C’est une belle leçon d’adresse romanesque que celle-ci, qui dispose un récit entier dans les parages d’un personnage et donne à deviner l’agente aux seuls contours de la matière narrative, dans le lent jeu d’approche et de retrait auquel se livrent un être dérobé et le monde qui l’encercle. À la seule faveur d’un regard ambulant, Suzanne Duval sait dévider un roman de passage, secrètement grave dans sa légèreté impassible : « Elle se demande si la vie se passera ainsi : à changer de lieu sans savoir où elle est. » Sous sa plume, l’agente immobilière devient une figure contemporaine du flâneur parisien, de ce « piéton de Paris » dont la fortune littéraire n’est plus à faire. Amère flânerie que celle de cette jeunesse tôt prise aux rets des mesquineries professionnelles, dont les déambulations empruntent leur parcours à l’étrange cartographie parisienne des annonces fixées aux vitres des agences immobilières - géographie fabuleuse et inquiète, qui semble secrètement retenir l’image d’un être à la fois dispersé et opiniâtre, de sa chambre intérieure meublée à peine -, comme si, dès avant le roman, Melody avait déménage d’elle-même. Le roman épouse les ridules lentement propagées dans cette eau claire et fuyante qu’est Melody : la patience agile de la romancière, à partir d’un quotidien aux reliefs presque estompés, dessine avec une âpreté très douce les conteurs d’une figure en vacance d’elle-même : « Elle s’en alla, tranquille, en chantonnant des malédictions. »

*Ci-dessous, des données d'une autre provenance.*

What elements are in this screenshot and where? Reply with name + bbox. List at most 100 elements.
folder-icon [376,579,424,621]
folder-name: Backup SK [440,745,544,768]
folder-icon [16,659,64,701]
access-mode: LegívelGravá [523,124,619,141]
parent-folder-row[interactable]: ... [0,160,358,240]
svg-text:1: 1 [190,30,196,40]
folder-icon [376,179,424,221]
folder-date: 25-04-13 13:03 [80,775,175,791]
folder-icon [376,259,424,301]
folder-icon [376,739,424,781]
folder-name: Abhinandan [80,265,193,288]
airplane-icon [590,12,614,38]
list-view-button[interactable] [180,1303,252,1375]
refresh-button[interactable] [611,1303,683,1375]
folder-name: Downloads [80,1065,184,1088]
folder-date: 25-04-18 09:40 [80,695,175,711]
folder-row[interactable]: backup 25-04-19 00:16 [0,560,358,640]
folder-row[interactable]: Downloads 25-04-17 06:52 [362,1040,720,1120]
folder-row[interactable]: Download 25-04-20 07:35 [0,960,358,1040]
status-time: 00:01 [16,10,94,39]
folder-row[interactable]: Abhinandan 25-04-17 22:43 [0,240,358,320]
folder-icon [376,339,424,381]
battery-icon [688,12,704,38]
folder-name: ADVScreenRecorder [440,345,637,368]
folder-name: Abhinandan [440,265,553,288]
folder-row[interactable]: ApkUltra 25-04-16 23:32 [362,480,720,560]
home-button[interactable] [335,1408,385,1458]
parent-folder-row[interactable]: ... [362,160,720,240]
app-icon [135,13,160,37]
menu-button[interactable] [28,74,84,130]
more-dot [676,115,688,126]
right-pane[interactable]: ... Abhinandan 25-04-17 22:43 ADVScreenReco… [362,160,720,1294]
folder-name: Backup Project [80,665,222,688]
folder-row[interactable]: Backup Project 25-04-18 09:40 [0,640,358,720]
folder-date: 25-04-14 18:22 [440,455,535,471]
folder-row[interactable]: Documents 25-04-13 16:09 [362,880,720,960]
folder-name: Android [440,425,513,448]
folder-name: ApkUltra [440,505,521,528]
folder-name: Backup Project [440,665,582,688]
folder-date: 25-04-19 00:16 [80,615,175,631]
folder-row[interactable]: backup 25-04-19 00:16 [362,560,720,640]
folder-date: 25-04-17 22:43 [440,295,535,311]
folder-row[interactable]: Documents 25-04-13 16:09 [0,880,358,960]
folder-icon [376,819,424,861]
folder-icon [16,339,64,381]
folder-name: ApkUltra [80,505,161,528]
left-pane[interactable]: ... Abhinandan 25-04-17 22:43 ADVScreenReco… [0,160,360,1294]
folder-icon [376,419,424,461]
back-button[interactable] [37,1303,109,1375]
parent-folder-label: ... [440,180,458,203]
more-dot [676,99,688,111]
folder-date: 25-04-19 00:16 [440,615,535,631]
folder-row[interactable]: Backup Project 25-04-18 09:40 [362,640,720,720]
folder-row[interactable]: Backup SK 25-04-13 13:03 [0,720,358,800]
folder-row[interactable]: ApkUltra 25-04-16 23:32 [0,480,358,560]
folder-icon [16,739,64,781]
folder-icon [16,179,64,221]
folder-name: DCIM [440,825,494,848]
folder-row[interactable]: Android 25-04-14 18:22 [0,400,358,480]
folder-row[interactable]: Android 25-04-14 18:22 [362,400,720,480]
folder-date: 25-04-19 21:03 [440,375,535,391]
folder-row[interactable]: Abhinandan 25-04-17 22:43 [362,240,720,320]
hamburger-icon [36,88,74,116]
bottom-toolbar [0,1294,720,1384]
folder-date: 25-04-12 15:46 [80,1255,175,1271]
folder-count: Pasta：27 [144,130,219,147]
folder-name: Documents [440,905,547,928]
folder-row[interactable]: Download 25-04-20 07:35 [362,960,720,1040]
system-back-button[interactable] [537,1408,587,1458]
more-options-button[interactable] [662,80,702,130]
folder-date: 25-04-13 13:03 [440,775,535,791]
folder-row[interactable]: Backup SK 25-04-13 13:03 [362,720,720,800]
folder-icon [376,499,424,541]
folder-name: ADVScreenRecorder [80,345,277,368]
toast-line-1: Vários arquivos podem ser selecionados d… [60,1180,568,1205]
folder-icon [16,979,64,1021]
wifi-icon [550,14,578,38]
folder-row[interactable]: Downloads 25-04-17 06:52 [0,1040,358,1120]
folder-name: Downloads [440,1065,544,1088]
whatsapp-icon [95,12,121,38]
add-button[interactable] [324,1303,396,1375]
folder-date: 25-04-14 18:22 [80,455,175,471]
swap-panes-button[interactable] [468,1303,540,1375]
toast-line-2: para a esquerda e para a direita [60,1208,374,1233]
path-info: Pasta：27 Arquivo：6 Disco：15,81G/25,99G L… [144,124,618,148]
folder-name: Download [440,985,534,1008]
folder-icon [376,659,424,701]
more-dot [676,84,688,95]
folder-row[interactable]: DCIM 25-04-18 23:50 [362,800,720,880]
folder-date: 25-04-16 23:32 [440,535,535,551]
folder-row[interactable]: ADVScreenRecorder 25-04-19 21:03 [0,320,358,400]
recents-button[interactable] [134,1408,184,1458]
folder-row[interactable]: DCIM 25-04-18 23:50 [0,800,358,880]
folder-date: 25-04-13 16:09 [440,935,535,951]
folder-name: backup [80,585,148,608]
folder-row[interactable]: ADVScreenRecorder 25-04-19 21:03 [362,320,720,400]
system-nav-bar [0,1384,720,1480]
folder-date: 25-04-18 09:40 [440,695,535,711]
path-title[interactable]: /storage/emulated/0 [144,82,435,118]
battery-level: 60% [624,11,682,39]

Clara de Courson, La quinzaine littéraire, avril 2018




Dansez c’est Paris!



Plus encore qu’un (premier) roman, L’Agente est un ballet, donné par sa protagoniste, Melody, qui travaille dans une agence immobilière : « Courant d’un immeuble à l’autre, guide improvisée, démarcheuse de clients réticents, elle orchestrait les mouvements centripètes et centrifuges des différents groupes de la population parisienne, découvrait l’empreinte des générations dans les habitations désolées (...). » Melody est sans cesse en mouvement, passant d’un quartier de Paris à un autre, d’un appartement vide à un logement en voie de le devenir. Ce qu’elle pense de cette existence qu’elle a si peu choisie ? On l’ignore, tout en restant constamment au plus près de cette jeune femme qui excelle dans son métier, fut une escortgirl pendant ses études avortées, et dont la vie affective tourne autour de ses amis - Judith, pour laquelle elle se démène, Chafik, qui donne tout à ceux qu’il aime, et Isa, partie quèlques mois plus tôt en Ecosse. Il y a quelque chose d’énigmatique dans la simplicité même de ce livre envoûtant, traversé par des fantômes, peuplé d’absents, au terme duquel l’héroïne accédera à une forme de présence au monde et à elle-même.



Raphaëlle Leyris, Le Monde des livres, mai 2018.